In it, but not of it. TPM DC
Supporters like to describe it as a technical fix to the way the government calculates inflation. But in practical terms, it will effectuate a genuine Social Security benefit cut. If it's applied across the board, it will also reduce food stamp benefits and veterans benefits, and function as a modest but regressive tax increase, as brackets grow more slowly and taxpayers find themselves pushed across income thresholds more quickly than in the past.
Chained CPI differs from the way the government currently calculates inflation by taking a broader view of the behavioral changes consumers make when prices rise. It factors in a propensity to substitute cheaper, but similar products for ones that have become more expensive. And it has been criticized by advocates for being a less accurate measure of inflation for the products seniors rely on than Social Security currently uses.
But Obama allies and and some liberal economists have identified it as the least-bad entitlement benefit cut and have given it their blessing provided it's one piece of a broader, balanced debt reduction plan, and includes protections for poorer seniors. Though the Congressional Budget Office has cautioned that indexing Social Security to chained CPI would be technically complicated, the liberal Center on Budget and Policy Priorities backed it under those circumstances. So did the progressive Center for American Progress, which has close ties to the White House.
Progressive activists and members of Congress have taken a hard line against cutting Social Security benefits (or any major social insurance program benefits) in fiscal cliff negotiations. But as Obama and Boehner zeroed in on a deal, some are asking whether it would be an acceptable concession if Obama walks away with higher taxes on the wealthy and some new stimulus next year.
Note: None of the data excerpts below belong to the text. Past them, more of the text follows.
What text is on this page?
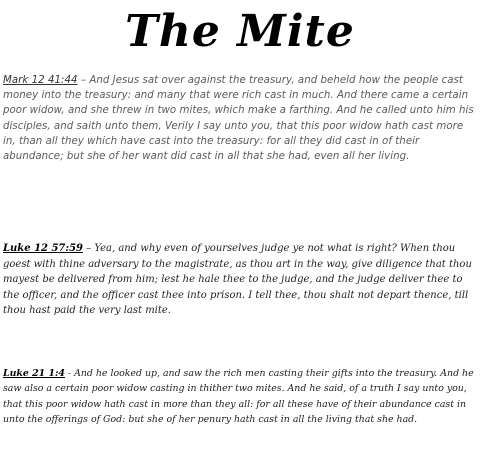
The Mite

Mark 12 41:44 – And Jesus sat over against the treasury, and beheld how the people cast money into the treasury: and many that were rich cast in much. And there came a certain poor widow, and she threw in two mites, which make a farthing. And he called unto him his disciples, and saith unto them, Verily I say unto you, that this poor widow hath cast more in, than all they which have cast into the treasury: for all they did cast in of their abundance; but she of her want did cast in all that she had, even all her living.

Luke 12 57:59 – Yea, and why even of yourselves judge ye not what is right? When thou goest with thine adversary to the magistrate, as thou art in the way, give diligence that thou mayest be delivered from him; lest he hale thee to the judge, and the judge deliver thee to the officer, and the officer cast thee into prison. I tell thee, thou shalt not depart thence, till thou hast paid the very last mite.

Luke 21 1:4 - And he looked up, and saw the rich men casting their gifts into the treasury. And he saw also a certain poor widow casting in thither two mites. And he said, of a truth I say unto you, that this poor widow hath cast in more than they all: for all these have of their abundance cast in unto the offerings of God: but she of her penury hath cast in all the living that she had.
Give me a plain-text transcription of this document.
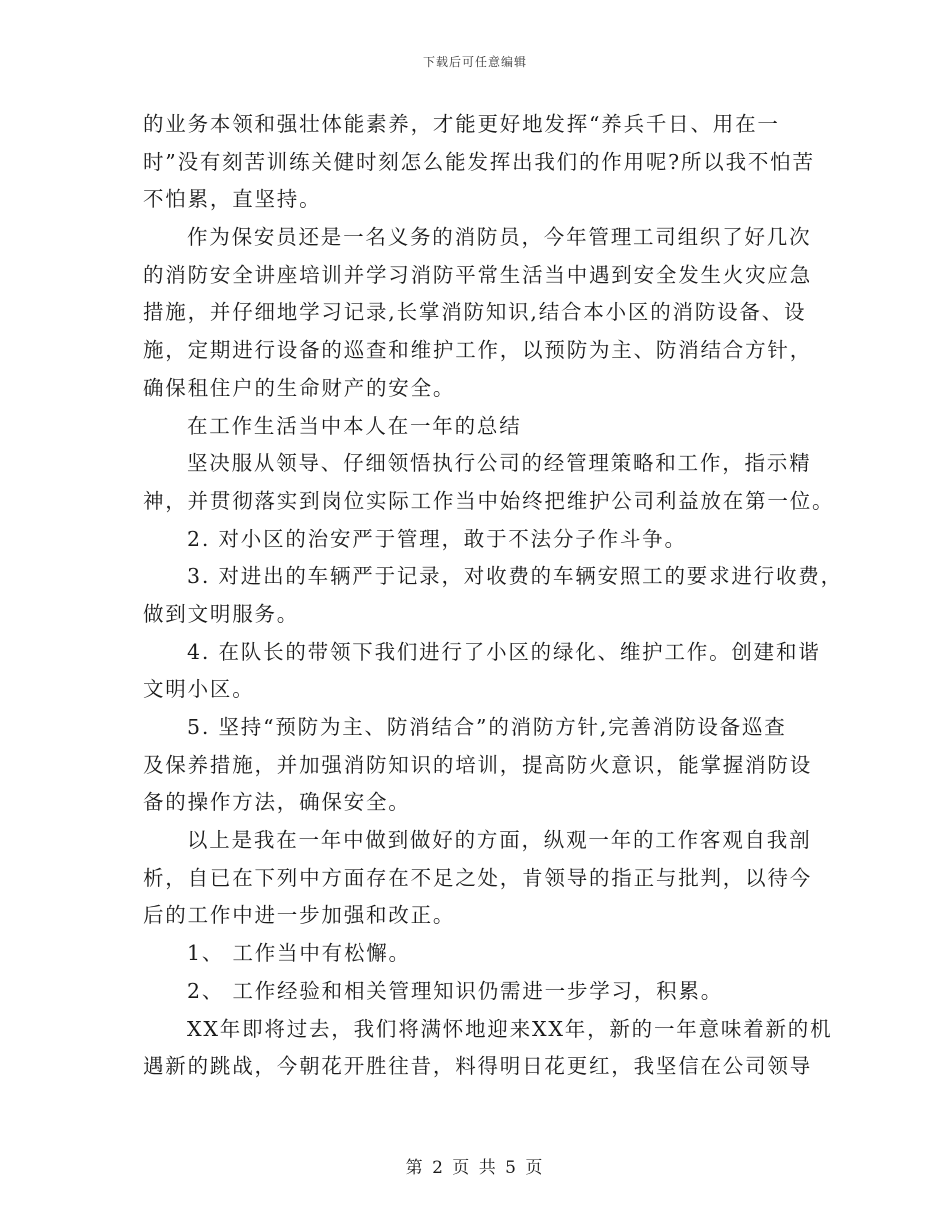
下载后可任意编辑
的业务本领和强壮体能素养，才能更好地发挥“养兵千日、用在一
时”没有刻苦训练关健时刻怎么能发挥出我们的作用呢?所以我不怕苦
不怕累，直坚持。
作为保安员还是一名义务的消防员，今年管理工司组织了好几次
的消防安全讲座培训并学习消防平常生活当中遇到安全发生火灾应急
措施，并仔细地学习记录,长掌消防知识,结合本小区的消防设备、设
施，定期进行设备的巡查和维护工作，以预防为主、防消结合方针，
确保租住户的生命财产的安全。
在工作生活当中本人在一年的总结
坚决服从领导、仔细领悟执行公司的经管理策略和工作，指示精
神，并贯彻落实到岗位实际工作当中始终把维护公司利益放在第一位。
2. 对小区的治安严于管理，敢于不法分子作斗争。
3. 对进出的车辆严于记录，对收费的车辆安照工的要求进行收费，
做到文明服务。
4. 在队长的带领下我们进行了小区的绿化、维护工作。创建和谐
文明小区。
5. 坚持“预防为主、防消结合”的消防方针,完善消防设备巡查
及保养措施，并加强消防知识的培训，提高防火意识，能掌握消防设
备的操作方法，确保安全。
以上是我在一年中做到做好的方面，纵观一年的工作客观自我剖
析，自已在下列中方面存在不足之处，肯领导的指正与批判，以待今
后的工作中进一步加强和改正。
1、 工作当中有松懈。
2、 工作经验和相关管理知识仍需进一步学习，积累。
XX年即将过去，我们将满怀地迎来XX年，新的一年意味着新的机
遇新的跳战，今朝花开胜往昔，料得明日花更红，我坚信在公司领导
第 2 页 共 5 页
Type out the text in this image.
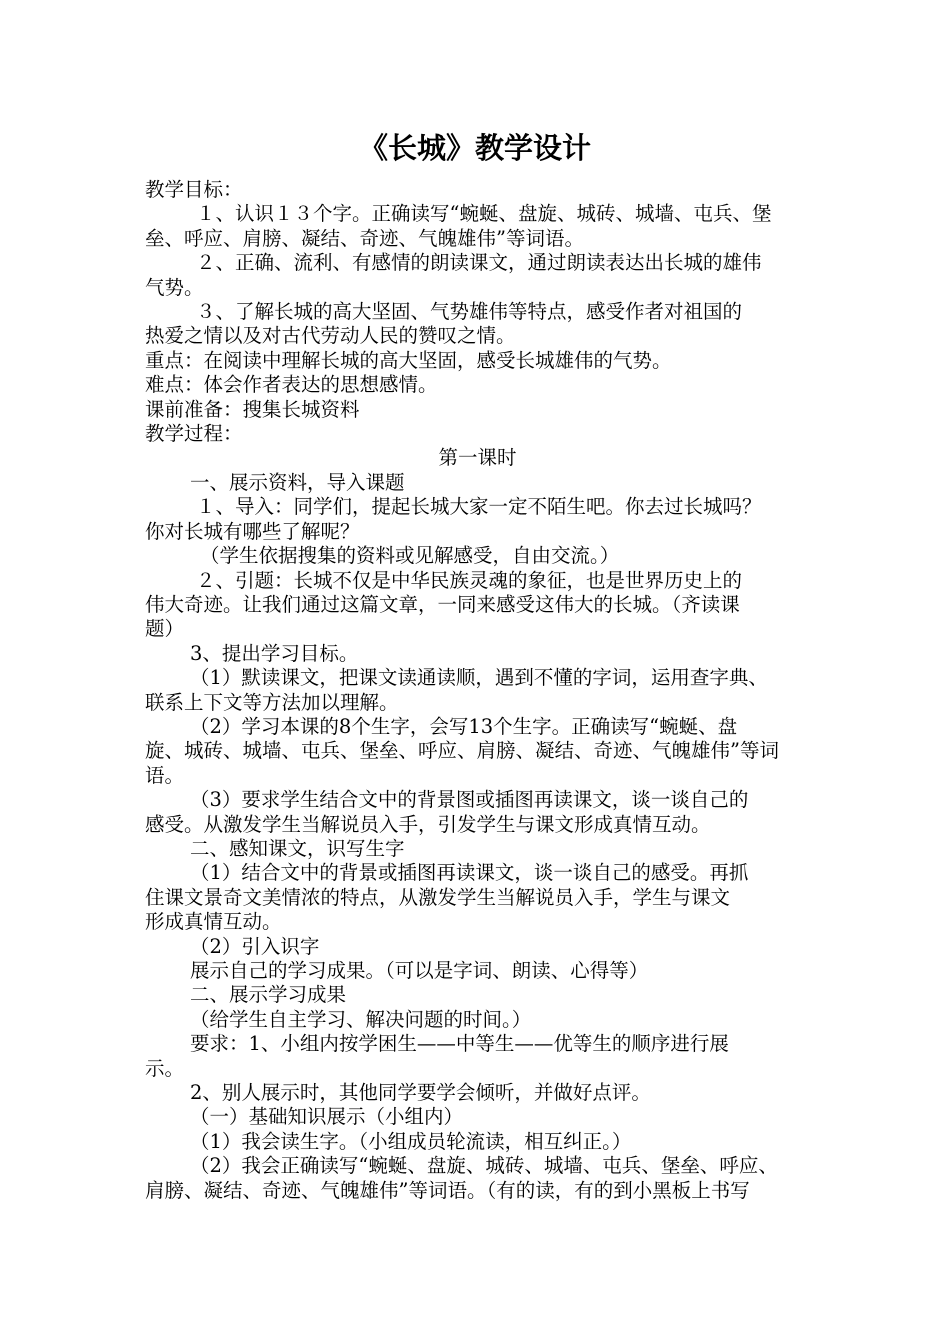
《长城》教学设计

教学目标：

１、认识１３个字。正确读写“蜿蜒、盘旋、城砖、城墙、屯兵、堡

垒、呼应、肩膀、凝结、奇迹、气魄雄伟”等词语。

２、正确、流利、有感情的朗读课文，通过朗读表达出长城的雄伟

气势。

３、了解长城的高大坚固、气势雄伟等特点，感受作者对祖国的

热爱之情以及对古代劳动人民的赞叹之情。

重点：在阅读中理解长城的高大坚固，感受长城雄伟的气势。

难点：体会作者表达的思想感情。

课前准备：搜集长城资料

教学过程：

第一课时

一、展示资料，导入课题

１、导入：同学们，提起长城大家一定不陌生吧。你去过长城吗？

你对长城有哪些了解呢？

（学生依据搜集的资料或见解感受，自由交流。）

２、引题：长城不仅是中华民族灵魂的象征，也是世界历史上的

伟大奇迹。让我们通过这篇文章，一同来感受这伟大的长城。（齐读课

题）

3、提出学习目标。

（1）默读课文，把课文读通读顺，遇到不懂的字词，运用查字典、

联系上下文等方法加以理解。

（2）学习本课的8个生字，会写13个生字。正确读写“蜿蜒、盘

旋、城砖、城墙、屯兵、堡垒、呼应、肩膀、凝结、奇迹、气魄雄伟”等词

语。

（3）要求学生结合文中的背景图或插图再读课文，谈一谈自己的

感受。从激发学生当解说员入手，引发学生与课文形成真情互动。

二、感知课文，识写生字

（1）结合文中的背景或插图再读课文，谈一谈自己的感受。再抓

住课文景奇文美情浓的特点，从激发学生当解说员入手，学生与课文

形成真情互动。

（2）引入识字

展示自己的学习成果。（可以是字词、朗读、心得等）

二、展示学习成果

（给学生自主学习、解决问题的时间。）

要求：1、小组内按学困生——中等生——优等生的顺序进行展

示。

2、别人展示时，其他同学要学会倾听，并做好点评。

（一）基础知识展示（小组内）

（1）我会读生字。（小组成员轮流读，相互纠正。）

（2）我会正确读写“蜿蜒、盘旋、城砖、城墙、屯兵、堡垒、呼应、

肩膀、凝结、奇迹、气魄雄伟”等词语。（有的读，有的到小黑板上书写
"Is this rumored deal better than no deal?" asked Paul Krugman, articulating the internal conflict liberal Democrats will grapple with if the deal takes shape. "I'm on the edge. It's not clear that going over the cliff would yield something better; on the other hand, those benefit cuts are really bad, and you hate to see a Democratic president lending his name to something like that. There is a case for refusing to make this deal, and hoping for a popular backlash against the GOP that transforms the whole debate; but there's also an argument that this might not work.
If Boehner can hold his conference, Krugman says, "there will be some serious agonizing for progressives, yours truly included."